The Croquet Project was a software project intended to promote the continued development of the Croquet open source software development kit to create and deliver collaborative multi-user online applications.

Implemented in Squeak Smalltalk, Croquet supports communication, collaboration, resource sharing, and synchronous computation among multiple users. Applications created with the Croquet software development kit (SDK) can be used to support highly scalable collaborative data visualization, virtual learning and problem solving environments, 3D , online gaming environments (massively multiplayer online role-playing games), and privately maintained or interconnected multiuser virtual environments.

Since release of the Croquet SDK in 2007, the SDK has not been under active development. All continued development of the technology has taken place under the Open Cobalt effort.

Croquet is a software development kit (SDK) for use in developing collaborative virtual world applications.

Applications created using the Croquet SDK are automatically collaborative since application objects in Croquet share a common protocol that allows them to cooperate with each other by employing the principle of replicated computation (synchronization) together with a peer-based messaging protocol.
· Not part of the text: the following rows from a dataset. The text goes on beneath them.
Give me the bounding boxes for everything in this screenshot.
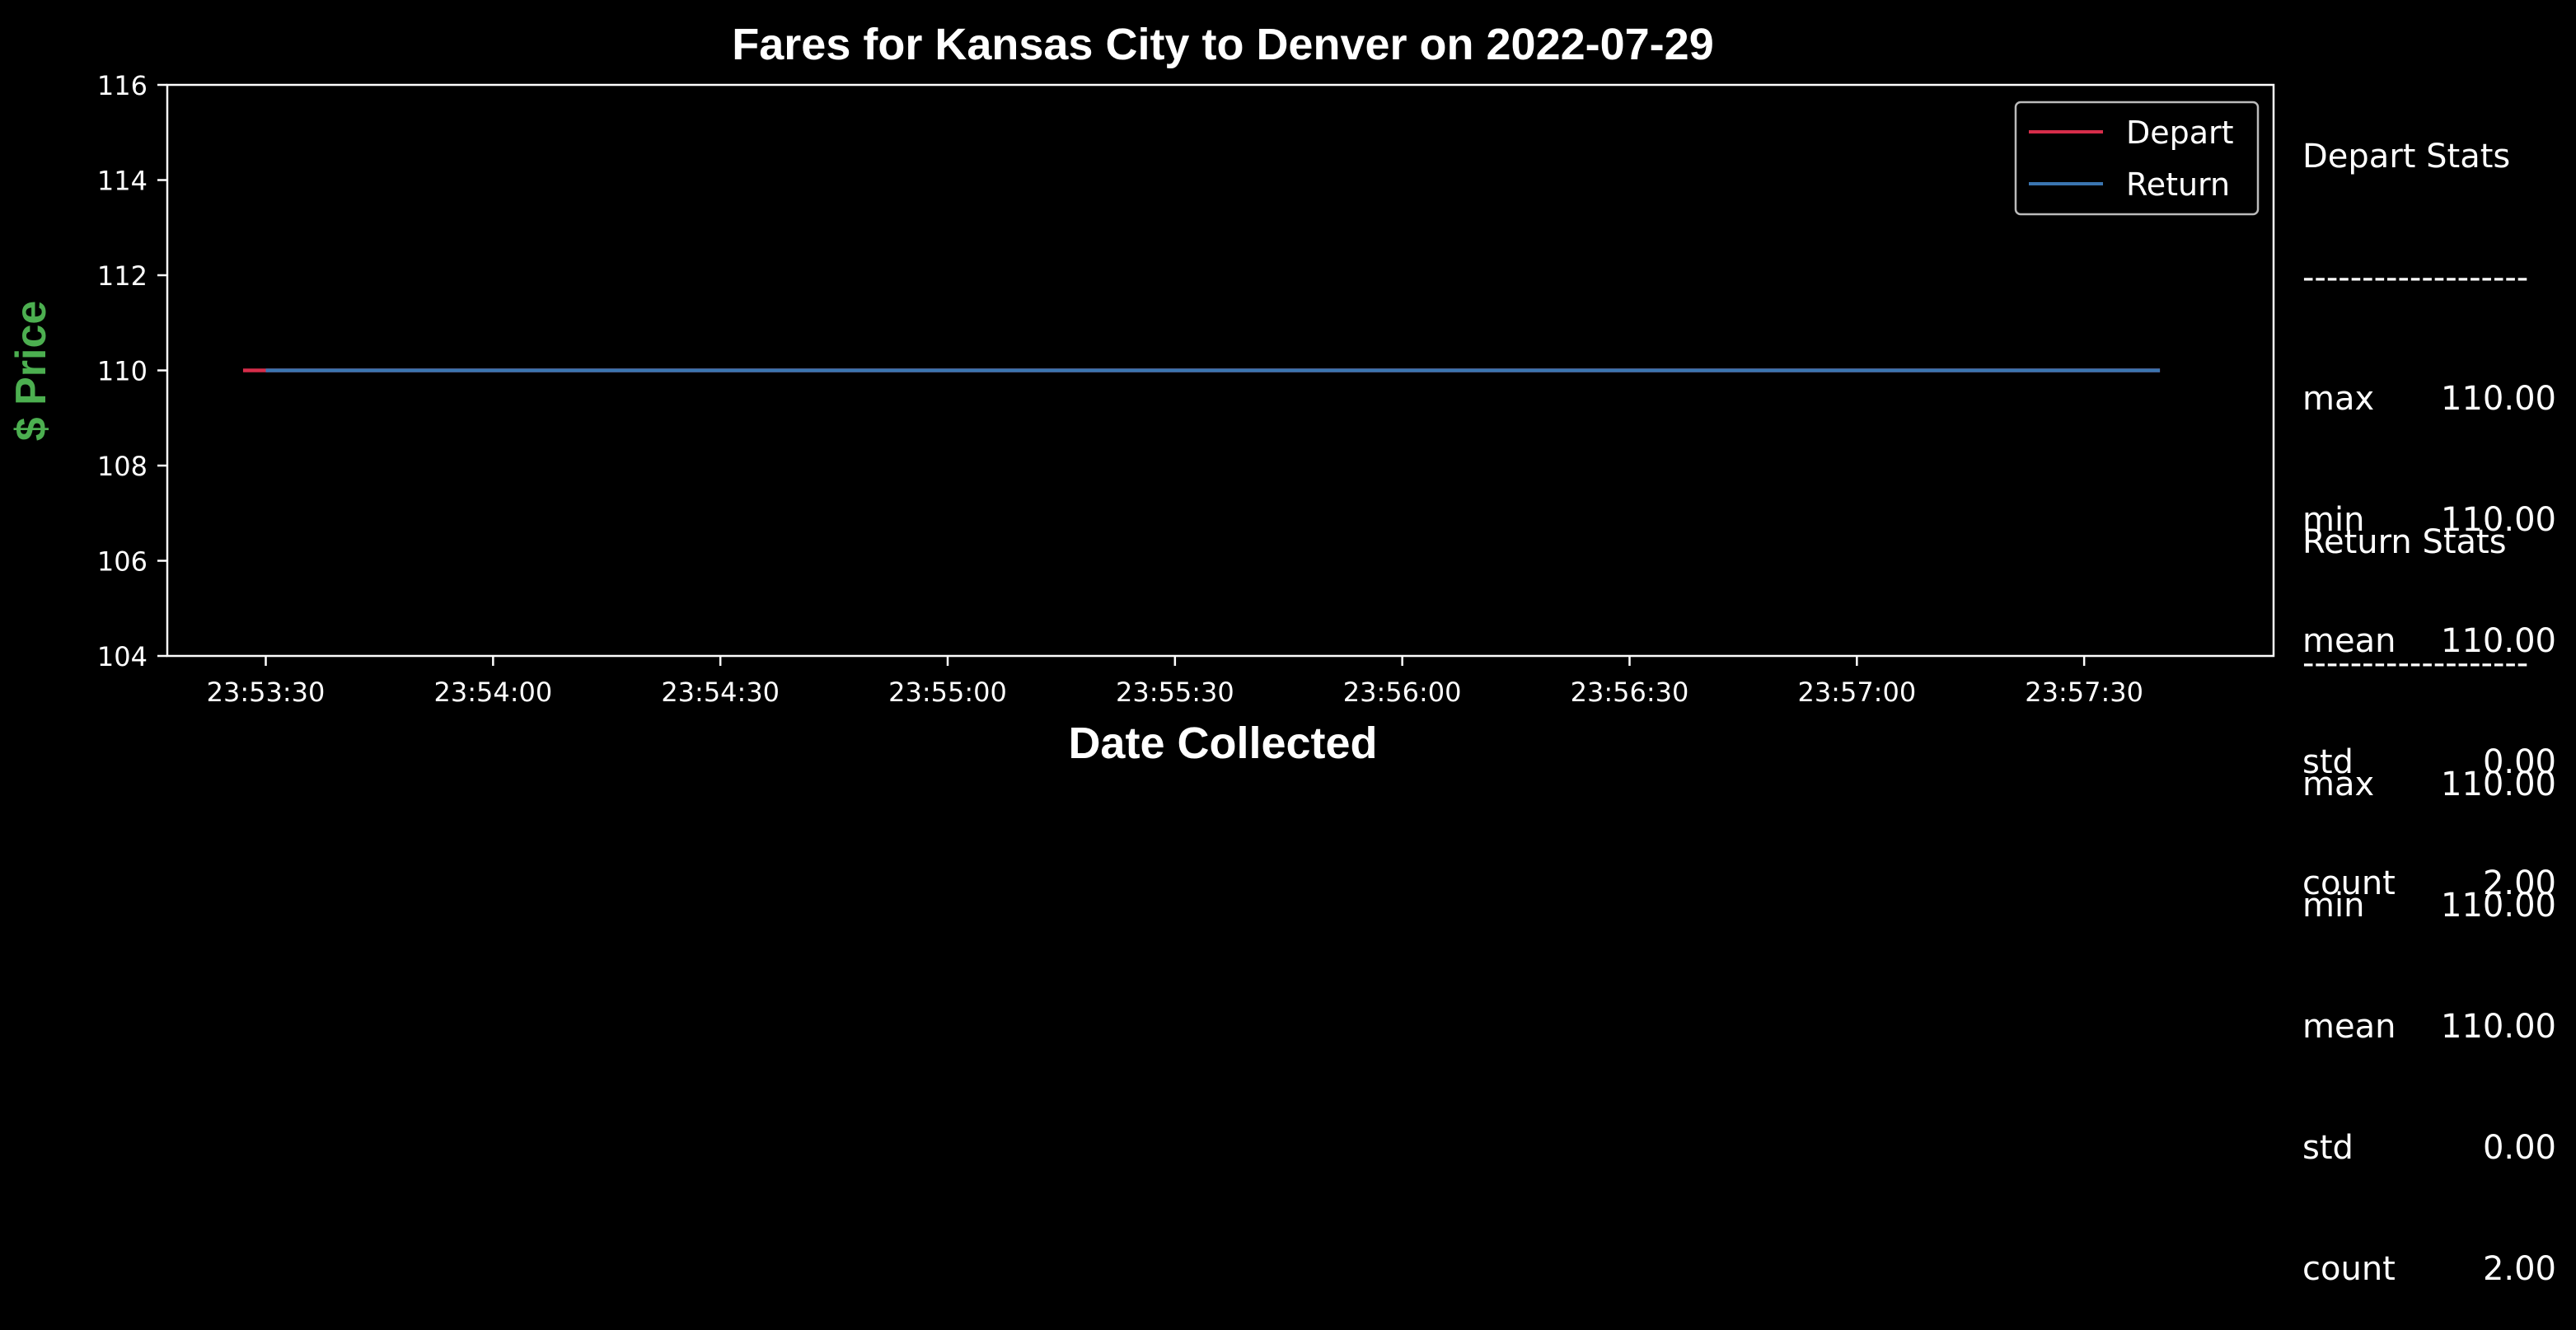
stat-key: mean <box>2302 1008 2396 1046</box>
y-tick-label: 112 <box>97 260 148 292</box>
depart-stats-panel: Depart Stats ------------------- max 110.… <box>2302 56 2556 944</box>
stat-key: max <box>2302 380 2375 418</box>
y-tick-label: 116 <box>97 70 148 101</box>
y-tick-label: 106 <box>97 546 148 578</box>
x-tick-label: 23:53:30 <box>207 677 326 708</box>
stat-row-std: std 0.00 <box>2302 742 2556 783</box>
legend: Depart Return <box>2014 101 2260 216</box>
x-tick-label: 23:57:00 <box>1797 677 1916 708</box>
x-tick-label: 23:54:00 <box>433 677 552 708</box>
depart-stats-divider: ------------------- <box>2302 259 2529 297</box>
stat-row-min: min 110.00 <box>2302 886 2556 926</box>
return-stats-divider: ------------------- <box>2302 644 2529 682</box>
stat-row-mean: mean 110.00 <box>2302 1007 2556 1047</box>
stat-value: 110.00 <box>2441 622 2556 660</box>
stat-key: mean <box>2302 622 2396 660</box>
fare-chart: Fares for Kansas City to Denver on 2022-… <box>7 20 2275 768</box>
stat-value: 2.00 <box>2482 1250 2556 1288</box>
y-tick-label: 110 <box>97 356 148 387</box>
stat-value: 0.00 <box>2482 1129 2556 1167</box>
x-tick-label: 23:55:00 <box>888 677 1007 708</box>
legend-label-return: Return <box>2126 166 2230 203</box>
stat-row-std: std 0.00 <box>2302 1128 2556 1168</box>
stat-key: min <box>2302 887 2365 925</box>
stat-row-min: min 110.00 <box>2302 500 2556 541</box>
stat-row-count: count 2.00 <box>2302 1249 2556 1290</box>
y-axis-ticks: 104 106 108 110 112 114 116 <box>97 70 167 672</box>
x-tick-label: 23:56:00 <box>1343 677 1462 708</box>
return-stats-panel: Return Stats ------------------- max 110.… <box>2302 442 2556 1330</box>
stat-key: max <box>2302 766 2375 803</box>
y-tick-label: 104 <box>97 641 148 672</box>
stat-value: 110.00 <box>2441 766 2556 803</box>
x-tick-label: 23:56:30 <box>1571 677 1689 708</box>
x-axis-label: Date Collected <box>1068 719 1377 768</box>
stat-value: 110.00 <box>2441 380 2556 418</box>
y-axis-label: $ Price <box>7 301 55 442</box>
stat-row-mean: mean 110.00 <box>2302 621 2556 662</box>
x-tick-label: 23:57:30 <box>2025 677 2143 708</box>
y-tick-label: 114 <box>97 166 148 197</box>
stat-row-max: max 110.00 <box>2302 379 2556 419</box>
chart-title: Fares for Kansas City to Denver on 2022-… <box>732 20 1713 69</box>
stat-key: min <box>2302 501 2365 539</box>
stat-value: 0.00 <box>2482 743 2556 781</box>
legend-label-depart: Depart <box>2126 115 2234 151</box>
x-axis-ticks: 23:53:30 23:54:00 23:54:30 23:55:00 23:55:30… <box>207 656 2143 708</box>
x-tick-label: 23:55:30 <box>1116 677 1234 708</box>
stat-row-max: max 110.00 <box>2302 765 2556 805</box>
depart-stats-title: Depart Stats <box>2302 138 2511 176</box>
stat-key: count <box>2302 1250 2396 1288</box>
stat-value: 110.00 <box>2441 501 2556 539</box>
x-tick-label: 23:54:30 <box>661 677 780 708</box>
stat-key: std <box>2302 1129 2354 1167</box>
y-tick-label: 108 <box>97 451 148 482</box>
stat-key: std <box>2302 743 2354 781</box>
stat-value: 110.00 <box>2441 1008 2556 1046</box>
return-stats-title: Return Stats <box>2302 523 2507 561</box>
stat-value: 110.00 <box>2441 887 2556 925</box>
The technology is designed to facilitate replication of computation between peers in order to greatly reduce the overhead required for widespread deployment of collaborative virtual worlds.

This efficiency, combined with the ability to deploy Croquet-based virtual worlds on consumer-level hardware, makes it possible for developers to deploy large-scale and highly participatory collaborative worlds at very low cost compared with virtual world technologies that are entirely dependent on server-based infrastructures to support the activities of their users.

Croquet’s virtual machine (VM) runs bit identically on multiple platforms, and supports multiple abilities that could only be provided by a true late bound, message sending language.